OpenCode, Agents & Skills

Posted by Amol Dighe on March 20, 2026

In the rapidly evolving landscape of AI-assisted software development, OpenCode has emerged as a significant player, particularly with its focus on agents and skills. This post delves into what these components are, how they function within the OpenCode ecosystem, and why they matter for developers looking to leverage AI more effectively.

What is OpenCode? Opencode is an open-source AI agent designed to help plan, implement, debug, and refactor entire codebases autonomously. Unlike traditional coding assistants that only autocomplete code or generate passive snippets in a chat window, OpenCode operates primarily through a continuous “agentic loop.” This means it can actively explore your file system, execute terminal commands, and modify code independently to achieve a complex goal.

Opencode supports a wide variety of state-of-the-art AI models—from proprietary giants like Claude, OpenAI, and Gemini, to powerful locally-hosted models. Through its modular architecture of “Agents” and “Skills,” developers can seamlessly create and share highly specialized workflows that are perfectly tailored to their specific tech stacks and organizational standards.

Install Opencode - https://opencode.ai/

In OpenCode, agents are specialized AI assistants configured to handle specific tasks, workflows, and operations throughout the code development lifecycle. Instead of using a single monolithic AI for everything, OpenCode allows developers to define and use multiple targeted agents that possess custom prompts, utilize different underlying AI models, and have explicitly defined tool access.

Here is a breakdown of how agents in OpenCode work:

1. Types of Agents

  • Primary Agents: These are the main assistants you interact with directly in your workflow. Standard examples include the “Build” agent (a full-access AI for writing, modifying, and executing code) and the “Plan” agent (a read-only AI used for code analysis, architecture design, and exploration).
  • Subagents: These are specialized “worker” assistants that primary agents can seamlessly invoke when they encounter a specific or complex sub-task (e.g., a subagent dedicated purely to advanced web searching or analyzing specific logs).

2. Tools and Automation (The Agentic Loop)

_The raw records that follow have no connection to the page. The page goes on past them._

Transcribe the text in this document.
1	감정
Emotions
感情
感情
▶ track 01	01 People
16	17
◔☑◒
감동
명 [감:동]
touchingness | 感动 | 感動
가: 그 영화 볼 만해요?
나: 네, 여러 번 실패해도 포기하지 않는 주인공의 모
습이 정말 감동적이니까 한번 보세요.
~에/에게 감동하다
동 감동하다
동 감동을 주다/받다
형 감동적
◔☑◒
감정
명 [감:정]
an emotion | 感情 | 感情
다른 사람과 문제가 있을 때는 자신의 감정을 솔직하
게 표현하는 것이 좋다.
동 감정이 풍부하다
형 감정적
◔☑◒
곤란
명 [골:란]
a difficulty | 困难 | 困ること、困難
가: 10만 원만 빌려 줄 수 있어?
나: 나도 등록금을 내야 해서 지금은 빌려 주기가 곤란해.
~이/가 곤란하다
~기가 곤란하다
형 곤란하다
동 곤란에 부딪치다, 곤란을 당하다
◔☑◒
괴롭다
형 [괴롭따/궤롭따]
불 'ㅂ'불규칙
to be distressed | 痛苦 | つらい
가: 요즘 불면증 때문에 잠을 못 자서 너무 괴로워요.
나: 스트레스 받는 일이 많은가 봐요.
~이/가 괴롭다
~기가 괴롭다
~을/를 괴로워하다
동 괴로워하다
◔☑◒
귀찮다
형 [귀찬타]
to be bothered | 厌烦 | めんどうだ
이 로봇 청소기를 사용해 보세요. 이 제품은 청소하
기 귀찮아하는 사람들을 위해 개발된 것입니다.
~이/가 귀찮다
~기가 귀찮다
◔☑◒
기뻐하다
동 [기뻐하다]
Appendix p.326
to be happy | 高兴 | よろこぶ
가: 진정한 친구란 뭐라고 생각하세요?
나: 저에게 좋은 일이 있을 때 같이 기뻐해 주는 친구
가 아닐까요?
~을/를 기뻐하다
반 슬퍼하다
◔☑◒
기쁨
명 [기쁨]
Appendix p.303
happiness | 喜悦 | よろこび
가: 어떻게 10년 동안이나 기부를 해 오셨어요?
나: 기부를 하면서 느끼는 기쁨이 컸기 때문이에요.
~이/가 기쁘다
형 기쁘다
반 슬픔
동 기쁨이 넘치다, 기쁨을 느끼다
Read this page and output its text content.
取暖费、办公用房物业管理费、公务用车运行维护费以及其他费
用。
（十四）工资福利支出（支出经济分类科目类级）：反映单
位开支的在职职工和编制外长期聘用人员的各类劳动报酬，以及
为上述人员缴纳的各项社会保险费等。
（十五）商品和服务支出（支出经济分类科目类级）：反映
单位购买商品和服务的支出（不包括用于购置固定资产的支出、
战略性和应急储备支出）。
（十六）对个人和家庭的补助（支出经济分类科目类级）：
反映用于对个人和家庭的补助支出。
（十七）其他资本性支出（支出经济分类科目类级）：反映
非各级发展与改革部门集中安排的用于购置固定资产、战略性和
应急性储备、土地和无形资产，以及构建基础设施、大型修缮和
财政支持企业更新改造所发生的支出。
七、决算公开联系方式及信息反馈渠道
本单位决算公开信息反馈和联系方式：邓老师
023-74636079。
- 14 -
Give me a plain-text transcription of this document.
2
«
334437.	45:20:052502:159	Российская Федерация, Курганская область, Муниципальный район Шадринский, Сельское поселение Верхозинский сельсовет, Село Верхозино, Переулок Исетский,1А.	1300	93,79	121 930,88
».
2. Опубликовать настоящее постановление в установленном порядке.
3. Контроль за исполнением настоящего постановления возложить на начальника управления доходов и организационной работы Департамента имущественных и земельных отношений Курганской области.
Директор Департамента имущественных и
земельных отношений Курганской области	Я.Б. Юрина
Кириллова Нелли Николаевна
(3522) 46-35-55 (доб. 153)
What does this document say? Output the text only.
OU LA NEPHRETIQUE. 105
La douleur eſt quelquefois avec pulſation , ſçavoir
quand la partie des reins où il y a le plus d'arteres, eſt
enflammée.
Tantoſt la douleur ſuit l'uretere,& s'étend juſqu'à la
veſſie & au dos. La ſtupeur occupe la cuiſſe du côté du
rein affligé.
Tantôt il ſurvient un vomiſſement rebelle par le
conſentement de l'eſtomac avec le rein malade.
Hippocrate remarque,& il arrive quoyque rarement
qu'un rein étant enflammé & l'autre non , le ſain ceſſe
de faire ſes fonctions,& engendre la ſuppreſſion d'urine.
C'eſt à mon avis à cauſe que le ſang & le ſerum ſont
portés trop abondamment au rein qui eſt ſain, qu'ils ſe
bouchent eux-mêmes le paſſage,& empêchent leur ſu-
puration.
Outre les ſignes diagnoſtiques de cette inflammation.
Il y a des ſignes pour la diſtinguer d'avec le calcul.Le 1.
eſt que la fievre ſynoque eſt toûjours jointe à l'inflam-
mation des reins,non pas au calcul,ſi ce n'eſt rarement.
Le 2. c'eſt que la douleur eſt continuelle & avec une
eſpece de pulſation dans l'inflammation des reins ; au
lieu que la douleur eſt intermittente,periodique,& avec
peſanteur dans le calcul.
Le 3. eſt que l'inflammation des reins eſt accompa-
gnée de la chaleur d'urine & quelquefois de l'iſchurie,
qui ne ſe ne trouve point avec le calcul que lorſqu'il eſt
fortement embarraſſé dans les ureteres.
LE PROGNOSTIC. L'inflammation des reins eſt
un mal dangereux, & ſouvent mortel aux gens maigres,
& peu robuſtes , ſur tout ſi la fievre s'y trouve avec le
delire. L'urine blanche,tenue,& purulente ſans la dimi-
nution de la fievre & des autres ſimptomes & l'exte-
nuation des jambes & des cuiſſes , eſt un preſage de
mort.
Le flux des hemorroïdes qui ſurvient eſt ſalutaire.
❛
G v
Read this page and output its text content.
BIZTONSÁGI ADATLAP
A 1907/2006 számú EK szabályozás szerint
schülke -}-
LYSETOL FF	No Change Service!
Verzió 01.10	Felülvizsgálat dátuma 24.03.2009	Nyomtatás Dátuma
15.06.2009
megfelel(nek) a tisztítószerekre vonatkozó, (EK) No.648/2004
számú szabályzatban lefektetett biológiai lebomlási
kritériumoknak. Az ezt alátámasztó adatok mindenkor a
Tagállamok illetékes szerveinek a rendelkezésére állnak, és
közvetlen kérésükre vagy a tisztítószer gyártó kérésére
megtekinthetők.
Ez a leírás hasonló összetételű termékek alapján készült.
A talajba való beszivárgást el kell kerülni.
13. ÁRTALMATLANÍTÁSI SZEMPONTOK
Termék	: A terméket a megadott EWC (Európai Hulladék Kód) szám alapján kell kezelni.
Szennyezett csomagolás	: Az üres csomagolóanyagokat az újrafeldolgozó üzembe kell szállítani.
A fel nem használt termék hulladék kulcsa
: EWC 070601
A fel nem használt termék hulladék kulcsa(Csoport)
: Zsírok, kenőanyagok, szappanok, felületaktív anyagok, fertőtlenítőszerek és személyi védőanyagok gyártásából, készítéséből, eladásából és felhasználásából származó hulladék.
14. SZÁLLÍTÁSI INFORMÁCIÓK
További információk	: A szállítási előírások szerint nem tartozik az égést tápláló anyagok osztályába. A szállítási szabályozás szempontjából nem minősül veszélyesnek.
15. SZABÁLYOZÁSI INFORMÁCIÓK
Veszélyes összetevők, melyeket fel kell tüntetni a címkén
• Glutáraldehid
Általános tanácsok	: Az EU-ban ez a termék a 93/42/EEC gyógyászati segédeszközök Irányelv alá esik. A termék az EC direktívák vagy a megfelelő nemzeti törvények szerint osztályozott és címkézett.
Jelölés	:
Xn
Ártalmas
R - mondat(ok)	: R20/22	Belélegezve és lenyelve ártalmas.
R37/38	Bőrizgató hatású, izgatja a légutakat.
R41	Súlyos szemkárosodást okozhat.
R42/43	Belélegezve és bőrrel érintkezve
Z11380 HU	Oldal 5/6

OpenCode agents operate on an “agentic loop.” This means they don’t just predict text—they autonomously analyze a goal, decide which tools to use, execute actions, read the results, and iterate until the task is complete. Their standard toolset includes:

  • File Operations: Reading, writing, and precisely modifying logic in your workspace.
  • Terminal Execution: Running bash commands, scripts, and tests.
  • LSP Diagnostics: Checking for syntax and linting errors using the Language Server Protocol.
  • Web Fetching: Pulling in external context, APIs, or documentation from the internet.

3. Agent Configuration

Agents are highly customizable and can be configured using an opencode.json file or Markdown specs. You can control:

  • Their specific role and system prompt.
  • Allowed tools (e.g., restricting an agent from running bash commands to keep it safely read-only).
  • The AI Model they use (OpenCode is provider-agnostic and prevents vendor lock-in, supporting Claude, OpenAI, Gemini, or locally hosted open-source models).
  • The Temperature (controlling how creative or deterministic the agent’s output is).

An OpenCode custom agent is essentially a Markdown file (.md) containing a YAML front matter contaning metadata such as name, description, mode (primary/sub), model, temperature, and tool access (e.g., bash: false, write: true) and instructions.

example of an agent in opencode:

(base)  ~/.opencode/agents/ cat coding-review.md
---
id: coding-review
name: Coding Review
description: "Multi-language review agent for modular and functional coding"
category: development
type: standard
version: 1.0.0
author: opencode
mode: primary
temperature: 0.1
tools:
  read: true
  edit: false
  write: false
---

# Code Review Agent
Always start with phrase "CODING REVIEW..."

Focus:
You are a coding specialist focused on writing clean, maintainable, and scalable code. Your role is to review code using modular and functional programming principles.

Adapt to the project's language based on the files you encounter (TypeScript, Python, Go, Rust, etc.).

Core Responsibilities
Implement applications with focus on:

- Modular architecture design
- check for potential bugs & edge case
- Clean code principles
- Security consideration

I ran the above Coding Review agent on a python project using one of Opencode free model and it gave me the following output:

4. Collaboration and “Skills”

Agents in OpenCode can collaborate with one another, handing off tasks when specialized knowledge is needed. Furthermore, OpenCode incorporates Agentic Skills—reusable instructions and capability modules that you can attach to an agent. This teaches the agent exactly how to handle specialized frameworks, specific codebases, or distinct organizational patterns without having to rewrite custom prompts every time.

I will be exploring more on skills.

In short, OpenCode agents act as a modular, autonomous engineering team living within your terminal or IDE, each precisely tailored to perform specific development duties efficiently.